Yoshitoki Oima showed with “A Silent Voice” that she could mix serious social issues with heartfelt melodrama and interesting characters to tell an interesting story in the present day.  Even if the first volume and its illustration of bullying was a full notch above the six that followed.  Her follow-up series is miles away from that.  It’s a sci-fi fantasy story that’s set in a world that resembles the one from our past that seeks to tackle the big question of what it means to be human.  This first volume shows that Oima’s skills with characterization and melodrama are still intact, even if she’s got some work to do with her worldbuilding.

The series starts off in bizarre fashion with a small white orb being dropped onto the planet.  We quickly see, and are told by an unnamed narrator, that the orb has the power to absorb and change into other forms of matter and life.  First as a rock, then as a moss, then as a wolf that has recently expired.  From there, its senses take it back to the wolf’s master, an unnamed boy who has named it Joaan.

The boy is a bundle of seemingly inexhaustible energy and optimism given his circumstances.  He’s the last survivor of his village, as he and the elderly were left behind after the able-bodied members left to find a better place than these frozen wastes.  Now that Joaan has returned to him, he’s determined to follow in the other villagers’ footsteps and find out what happened to them.

That is the story of the extra-long first chapter.  The remaining chapters in the volume take us to a mountain village in the land of Yanome.  There we’re introduced to March, a very excitable child who wants to grow up soon so she can be a mother.  That dream looks to be cut brutally short as she’s selected by visitors from the capitol to be the latest sacrifice to the great god Oniguma for a period of peace and prosperity.

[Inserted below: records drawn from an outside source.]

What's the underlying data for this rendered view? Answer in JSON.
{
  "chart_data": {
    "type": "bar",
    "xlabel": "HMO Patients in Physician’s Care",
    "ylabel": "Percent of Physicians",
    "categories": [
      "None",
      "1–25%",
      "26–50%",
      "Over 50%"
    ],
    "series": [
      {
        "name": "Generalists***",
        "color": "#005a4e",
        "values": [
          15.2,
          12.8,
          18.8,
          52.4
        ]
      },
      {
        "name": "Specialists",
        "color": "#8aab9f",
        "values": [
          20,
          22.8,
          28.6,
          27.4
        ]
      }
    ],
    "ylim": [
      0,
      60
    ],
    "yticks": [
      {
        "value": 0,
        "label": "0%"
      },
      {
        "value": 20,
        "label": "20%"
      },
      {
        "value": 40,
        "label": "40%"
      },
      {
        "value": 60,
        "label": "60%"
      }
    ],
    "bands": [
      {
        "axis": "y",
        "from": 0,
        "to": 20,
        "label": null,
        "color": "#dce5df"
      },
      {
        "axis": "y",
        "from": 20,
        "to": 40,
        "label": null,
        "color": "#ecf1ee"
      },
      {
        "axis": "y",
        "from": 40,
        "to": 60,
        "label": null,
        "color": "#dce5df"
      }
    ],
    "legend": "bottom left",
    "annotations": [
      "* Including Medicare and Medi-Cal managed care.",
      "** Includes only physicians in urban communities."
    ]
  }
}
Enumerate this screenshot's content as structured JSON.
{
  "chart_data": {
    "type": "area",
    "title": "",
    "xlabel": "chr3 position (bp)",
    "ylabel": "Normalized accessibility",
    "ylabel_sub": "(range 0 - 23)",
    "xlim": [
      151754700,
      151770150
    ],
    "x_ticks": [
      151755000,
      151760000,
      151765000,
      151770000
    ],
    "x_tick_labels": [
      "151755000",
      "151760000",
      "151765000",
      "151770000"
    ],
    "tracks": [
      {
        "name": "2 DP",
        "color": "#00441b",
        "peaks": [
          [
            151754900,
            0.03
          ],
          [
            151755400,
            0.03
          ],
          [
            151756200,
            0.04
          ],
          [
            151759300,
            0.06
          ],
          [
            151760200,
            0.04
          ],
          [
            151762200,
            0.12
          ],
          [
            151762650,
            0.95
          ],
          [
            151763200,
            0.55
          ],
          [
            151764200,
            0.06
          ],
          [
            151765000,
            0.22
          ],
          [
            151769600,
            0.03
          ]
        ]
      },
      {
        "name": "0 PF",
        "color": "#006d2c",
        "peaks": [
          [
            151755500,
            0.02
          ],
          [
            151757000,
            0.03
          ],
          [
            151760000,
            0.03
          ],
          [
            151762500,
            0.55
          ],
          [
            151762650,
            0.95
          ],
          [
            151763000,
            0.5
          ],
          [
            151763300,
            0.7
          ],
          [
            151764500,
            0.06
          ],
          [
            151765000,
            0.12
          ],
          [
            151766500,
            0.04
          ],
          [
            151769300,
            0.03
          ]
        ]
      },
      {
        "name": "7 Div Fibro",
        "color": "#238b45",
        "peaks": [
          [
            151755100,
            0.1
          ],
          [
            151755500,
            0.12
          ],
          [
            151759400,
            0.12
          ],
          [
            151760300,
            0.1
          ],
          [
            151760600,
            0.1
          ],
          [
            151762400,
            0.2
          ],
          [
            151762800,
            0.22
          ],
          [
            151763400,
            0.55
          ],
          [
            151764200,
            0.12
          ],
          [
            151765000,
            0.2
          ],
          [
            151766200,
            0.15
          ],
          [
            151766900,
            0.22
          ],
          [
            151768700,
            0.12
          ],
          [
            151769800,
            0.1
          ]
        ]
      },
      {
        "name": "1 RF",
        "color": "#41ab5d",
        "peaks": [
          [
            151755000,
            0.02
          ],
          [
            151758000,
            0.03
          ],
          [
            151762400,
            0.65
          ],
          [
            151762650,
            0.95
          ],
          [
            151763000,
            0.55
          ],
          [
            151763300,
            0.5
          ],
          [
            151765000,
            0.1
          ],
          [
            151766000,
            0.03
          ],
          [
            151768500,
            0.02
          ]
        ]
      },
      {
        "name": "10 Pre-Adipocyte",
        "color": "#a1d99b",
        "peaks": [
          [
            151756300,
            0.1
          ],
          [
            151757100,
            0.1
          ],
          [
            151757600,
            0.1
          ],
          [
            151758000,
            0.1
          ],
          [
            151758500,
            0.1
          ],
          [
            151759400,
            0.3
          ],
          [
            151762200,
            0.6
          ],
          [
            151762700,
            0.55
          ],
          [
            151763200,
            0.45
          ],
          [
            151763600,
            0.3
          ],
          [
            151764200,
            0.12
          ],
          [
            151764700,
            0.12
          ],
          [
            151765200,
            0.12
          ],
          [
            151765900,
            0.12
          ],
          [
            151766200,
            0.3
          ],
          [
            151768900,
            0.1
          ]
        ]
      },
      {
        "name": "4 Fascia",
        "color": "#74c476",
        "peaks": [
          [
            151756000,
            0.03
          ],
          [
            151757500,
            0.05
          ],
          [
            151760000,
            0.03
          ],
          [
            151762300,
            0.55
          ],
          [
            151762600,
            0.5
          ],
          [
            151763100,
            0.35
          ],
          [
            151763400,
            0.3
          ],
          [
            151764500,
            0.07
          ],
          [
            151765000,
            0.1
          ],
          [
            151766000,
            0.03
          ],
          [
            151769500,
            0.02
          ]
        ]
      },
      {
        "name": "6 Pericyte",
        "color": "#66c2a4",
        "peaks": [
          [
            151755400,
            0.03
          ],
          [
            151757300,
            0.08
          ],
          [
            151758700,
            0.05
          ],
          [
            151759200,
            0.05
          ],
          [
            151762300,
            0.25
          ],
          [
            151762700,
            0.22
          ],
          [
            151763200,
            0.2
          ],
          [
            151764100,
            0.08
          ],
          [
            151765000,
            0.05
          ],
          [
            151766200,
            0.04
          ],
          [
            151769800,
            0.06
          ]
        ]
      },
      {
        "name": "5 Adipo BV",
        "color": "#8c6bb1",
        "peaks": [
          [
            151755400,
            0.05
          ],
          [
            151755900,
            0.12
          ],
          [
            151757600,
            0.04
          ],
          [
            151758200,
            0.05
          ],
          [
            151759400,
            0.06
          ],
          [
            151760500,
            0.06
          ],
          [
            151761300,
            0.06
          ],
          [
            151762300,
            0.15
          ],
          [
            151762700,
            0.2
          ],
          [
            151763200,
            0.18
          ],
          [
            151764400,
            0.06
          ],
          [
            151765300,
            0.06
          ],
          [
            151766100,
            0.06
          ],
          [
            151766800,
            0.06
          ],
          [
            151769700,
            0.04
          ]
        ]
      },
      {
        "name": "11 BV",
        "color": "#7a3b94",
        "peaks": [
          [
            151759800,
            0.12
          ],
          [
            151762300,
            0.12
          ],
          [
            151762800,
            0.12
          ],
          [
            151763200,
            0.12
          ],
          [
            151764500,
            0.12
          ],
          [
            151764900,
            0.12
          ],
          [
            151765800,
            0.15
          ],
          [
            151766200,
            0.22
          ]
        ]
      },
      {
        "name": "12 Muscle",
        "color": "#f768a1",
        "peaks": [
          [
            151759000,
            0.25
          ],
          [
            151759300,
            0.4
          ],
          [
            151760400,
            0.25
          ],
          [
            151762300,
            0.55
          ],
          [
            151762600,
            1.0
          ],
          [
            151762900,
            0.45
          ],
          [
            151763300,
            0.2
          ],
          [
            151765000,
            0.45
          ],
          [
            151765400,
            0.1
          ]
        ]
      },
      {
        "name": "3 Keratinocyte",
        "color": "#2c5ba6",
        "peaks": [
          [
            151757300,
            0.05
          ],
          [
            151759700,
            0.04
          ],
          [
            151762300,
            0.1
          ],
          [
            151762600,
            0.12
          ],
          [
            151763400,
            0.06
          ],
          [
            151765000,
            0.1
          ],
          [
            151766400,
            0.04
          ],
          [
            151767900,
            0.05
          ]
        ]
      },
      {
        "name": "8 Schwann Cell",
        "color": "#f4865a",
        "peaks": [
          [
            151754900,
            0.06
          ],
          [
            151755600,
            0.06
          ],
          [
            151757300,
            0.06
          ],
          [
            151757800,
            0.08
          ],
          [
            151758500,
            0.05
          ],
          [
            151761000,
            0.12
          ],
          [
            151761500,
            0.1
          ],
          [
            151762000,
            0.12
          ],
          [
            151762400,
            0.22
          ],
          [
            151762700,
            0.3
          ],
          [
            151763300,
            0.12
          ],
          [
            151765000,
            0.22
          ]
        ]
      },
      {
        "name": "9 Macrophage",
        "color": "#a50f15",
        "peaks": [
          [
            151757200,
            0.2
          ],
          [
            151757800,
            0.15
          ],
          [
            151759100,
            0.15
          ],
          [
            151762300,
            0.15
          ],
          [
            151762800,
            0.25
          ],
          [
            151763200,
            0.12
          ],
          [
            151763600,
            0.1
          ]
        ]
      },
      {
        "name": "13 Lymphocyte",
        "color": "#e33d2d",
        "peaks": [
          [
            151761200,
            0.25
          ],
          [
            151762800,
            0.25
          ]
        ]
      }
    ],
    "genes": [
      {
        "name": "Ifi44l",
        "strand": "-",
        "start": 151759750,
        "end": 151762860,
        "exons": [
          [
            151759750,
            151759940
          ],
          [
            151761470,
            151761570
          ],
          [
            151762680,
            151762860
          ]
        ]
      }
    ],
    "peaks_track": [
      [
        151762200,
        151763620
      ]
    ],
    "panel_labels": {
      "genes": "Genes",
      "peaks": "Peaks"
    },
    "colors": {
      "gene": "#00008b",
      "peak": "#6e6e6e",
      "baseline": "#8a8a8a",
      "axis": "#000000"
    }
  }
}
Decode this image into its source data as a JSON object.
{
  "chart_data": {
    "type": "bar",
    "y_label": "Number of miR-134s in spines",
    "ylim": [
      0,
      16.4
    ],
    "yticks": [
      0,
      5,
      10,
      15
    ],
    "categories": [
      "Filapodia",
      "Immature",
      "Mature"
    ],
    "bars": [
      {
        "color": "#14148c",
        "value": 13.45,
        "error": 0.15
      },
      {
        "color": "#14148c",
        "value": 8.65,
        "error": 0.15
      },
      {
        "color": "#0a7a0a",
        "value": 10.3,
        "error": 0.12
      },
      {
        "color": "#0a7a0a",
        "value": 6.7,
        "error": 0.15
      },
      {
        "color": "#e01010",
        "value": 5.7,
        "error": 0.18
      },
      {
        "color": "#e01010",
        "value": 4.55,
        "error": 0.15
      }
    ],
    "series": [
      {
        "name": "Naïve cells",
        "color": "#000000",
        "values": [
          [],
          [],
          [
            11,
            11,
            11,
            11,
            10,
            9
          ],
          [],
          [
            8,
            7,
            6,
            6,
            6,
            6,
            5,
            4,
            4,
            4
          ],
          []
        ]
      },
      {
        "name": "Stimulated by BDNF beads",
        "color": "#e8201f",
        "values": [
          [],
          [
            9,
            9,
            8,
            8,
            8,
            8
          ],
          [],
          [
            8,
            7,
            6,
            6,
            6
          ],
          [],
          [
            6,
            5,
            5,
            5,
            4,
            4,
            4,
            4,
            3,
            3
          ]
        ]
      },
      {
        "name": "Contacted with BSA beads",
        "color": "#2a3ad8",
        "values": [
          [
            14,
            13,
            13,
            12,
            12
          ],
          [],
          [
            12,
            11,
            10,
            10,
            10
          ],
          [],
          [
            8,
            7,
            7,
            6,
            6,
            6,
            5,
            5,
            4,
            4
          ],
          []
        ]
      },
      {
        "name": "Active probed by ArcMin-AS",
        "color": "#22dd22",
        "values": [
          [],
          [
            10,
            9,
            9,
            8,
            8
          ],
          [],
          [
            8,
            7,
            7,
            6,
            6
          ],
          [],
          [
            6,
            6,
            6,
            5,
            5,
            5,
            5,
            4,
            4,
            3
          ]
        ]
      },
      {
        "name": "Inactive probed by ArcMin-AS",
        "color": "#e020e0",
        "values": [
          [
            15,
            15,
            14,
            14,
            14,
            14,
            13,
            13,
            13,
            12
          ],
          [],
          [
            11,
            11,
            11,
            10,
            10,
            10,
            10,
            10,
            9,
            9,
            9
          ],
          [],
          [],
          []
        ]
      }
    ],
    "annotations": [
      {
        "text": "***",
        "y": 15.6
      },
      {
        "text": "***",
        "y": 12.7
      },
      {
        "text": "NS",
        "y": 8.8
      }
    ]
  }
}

These may sound like unconnected stories, but the thread that ties them together is the throughline for the volume and series.  Without going into too much detail, the first chapter eventually gets as weird as it is heartbreaking.  The Boy’s fate may be obvious, but it still hits hard and in an unexpected fashion as “Joaan’s” fate winds up intertwined with it.

As for March’s story, her exuberance may be too much for some.  Even when her imminent death is revealed, she never really stops being a big ball of energy.  I was ultimately fine with it, particularly after her story connects up with the one that was told in the first chapter.  Oima also brings the story to a rousing climax as we find out that Oniguma isn’t a made-up god and actually exists in real life.  The resulting throw-down eventually gives way to a final page that broadens the scope of the story being told as well.

While all of this is executed well enough, the world in which it all takes place feels a little lacking.  At first I thought we were in some kind of post-apocalyptic version of our own, but I eventually realized otherwise.  As an original world, it feels a lot like our own — like a version of feudal Japan that has had its serial numbers filed off.  It basically exists as a setting for Oima to tell the story she wants, but it doesn’t add anything to the story itself at this point

So it’s a good thing that the mangaka does a good job of getting us invested in her characters’ fates here.  “Familiar but satisfying” is a good way to describe this first volume of “To Your Eternity.  The story still has an observable arc to it, even with its weird points.  Yet those points help to invest us further in a cast that has its own appeal and is worth following on from here.